Art.11. Wanneer de in de artikelen 6 en 8 bedoelde voorontwerpen en ontwerpen het akkoord of niet-akkoord van de Minister van Begroting of van de Minister van Ambtenarenzaken niet hebben gekregen binnen de in de artikelen 9 en 10 vermelde termijnen, kunnen de dossiers die voor goedkeuring aan de Ministerraad voorgelegd dienen te worden, op ontvankelijke wijze op deze Raad geagendeerd worden.
Art.12. De Minister van Begroting en de Minister van Ambtenarenzaken kunnen, ieder wat hem betreft, voor bepaalde aangelegenheden beslissen dat het gunstig advies van de inspecteur van financiën vrijstelt van hun voorafgaande akkoordbevinding.

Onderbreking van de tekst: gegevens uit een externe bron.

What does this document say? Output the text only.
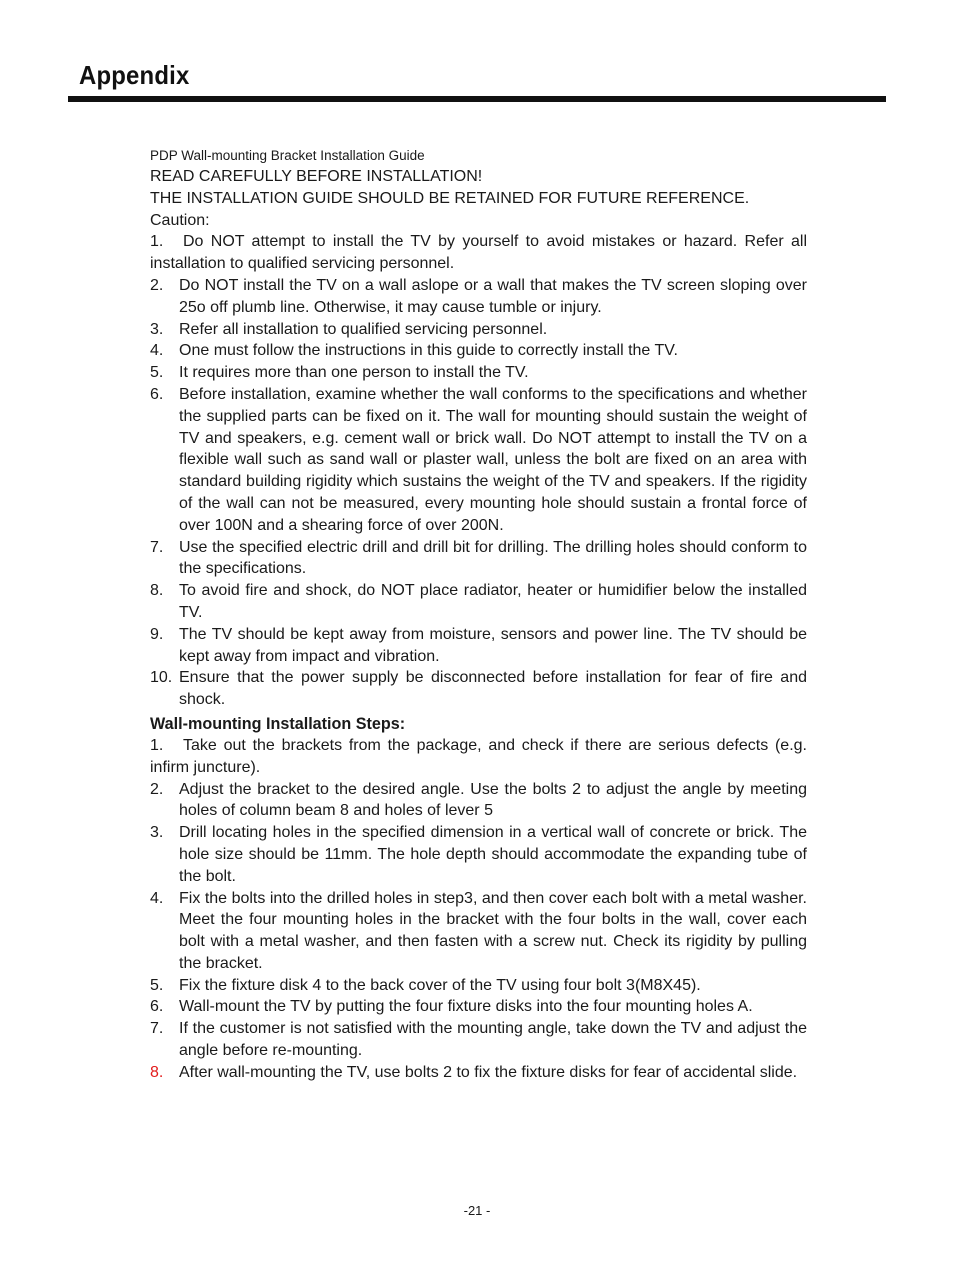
Appendix

PDP Wall-mounting Bracket Installation Guide

READ CAREFULLY BEFORE INSTALLATION!

THE INSTALLATION GUIDE SHOULD BE RETAINED FOR FUTURE REFERENCE.

Caution:

1. Do NOT attempt to install the TV by yourself to avoid mistakes or hazard. Refer all installation to qualified servicing personnel.
2. Do NOT install the TV on a wall aslope or a wall that makes the TV screen sloping over 25o off plumb line. Otherwise, it may cause tumble or injury.
3. Refer all installation to qualified servicing personnel.
4. One must follow the instructions in this guide to correctly install the TV.
5. It requires more than one person to install the TV.
6. Before installation, examine whether the wall conforms to the specifications and whether the supplied parts can be fixed on it. The wall for mounting should sustain the weight of TV and speakers, e.g. cement wall or brick wall. Do NOT attempt to install the TV on a flexible wall such as sand wall or plaster wall, unless the bolt are fixed on an area with standard building rigidity which sustains the weight of the TV and speakers. If the rigidity of the wall can not be measured, every mounting hole should sustain a frontal force of over 100N and a shearing force of over 200N.
7. Use the specified electric drill and drill bit for drilling. The drilling holes should conform to the specifications.
8. To avoid fire and shock, do NOT place radiator, heater or humidifier below the installed TV.
9. The TV should be kept away from moisture, sensors and power line. The TV should be kept away from impact and vibration.
10. Ensure that the power supply be disconnected before installation for fear of fire and shock.
Wall-mounting Installation Steps:
1. Take out the brackets from the package, and check if there are serious defects (e.g. infirm juncture).
2. Adjust the bracket to the desired angle. Use the bolts 2 to adjust the angle by meeting holes of column beam 8 and holes of lever 5
3. Drill locating holes in the specified dimension in a vertical wall of concrete or brick. The hole size should be 11mm. The hole depth should accommodate the expanding tube of the bolt.
4. Fix the bolts into the drilled holes in step3, and then cover each bolt with a metal washer. Meet the four mounting holes in the bracket with the four bolts in the wall, cover each bolt with a metal washer, and then fasten with a screw nut. Check its rigidity by pulling the bracket.
5. Fix the fixture disk 4 to the back cover of the TV using four bolt 3(M8X45).
6. Wall-mount the TV by putting the four fixture disks into the four mounting holes A.
7. If the customer is not satisfied with the mounting angle, take down the TV and adjust the angle before re-mounting.
8. After wall-mounting the TV, use bolts 2 to fix the fixture disks for fear of accidental slide.
-21 -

De bevoegde inspecteurs van financiën worden hiervan in kennis gesteld.
HOOFDSTUK VI. - De inspecteurs van financiën.
Art.13. In overeenstemming met artikel 33, tweede en derde lid van de wet van 22 mei 2003:
- zijn de inspecteurs van financiën belast met de administratieve, begrotings- en beheerscontrole;
- vervullen de inspecteurs van financiën, naast de uitoefening van deze controle, de functie van budgettaire en financiële raadgever van de Minister bij wie zij geaccrediteerd zijn;
- brengen de inspecteurs van financiën hun adviezen uit in volle onafhankelijkheid en in overeenstemming met de deontologie van het Interfederaal Korps van de Inspectie van financiën.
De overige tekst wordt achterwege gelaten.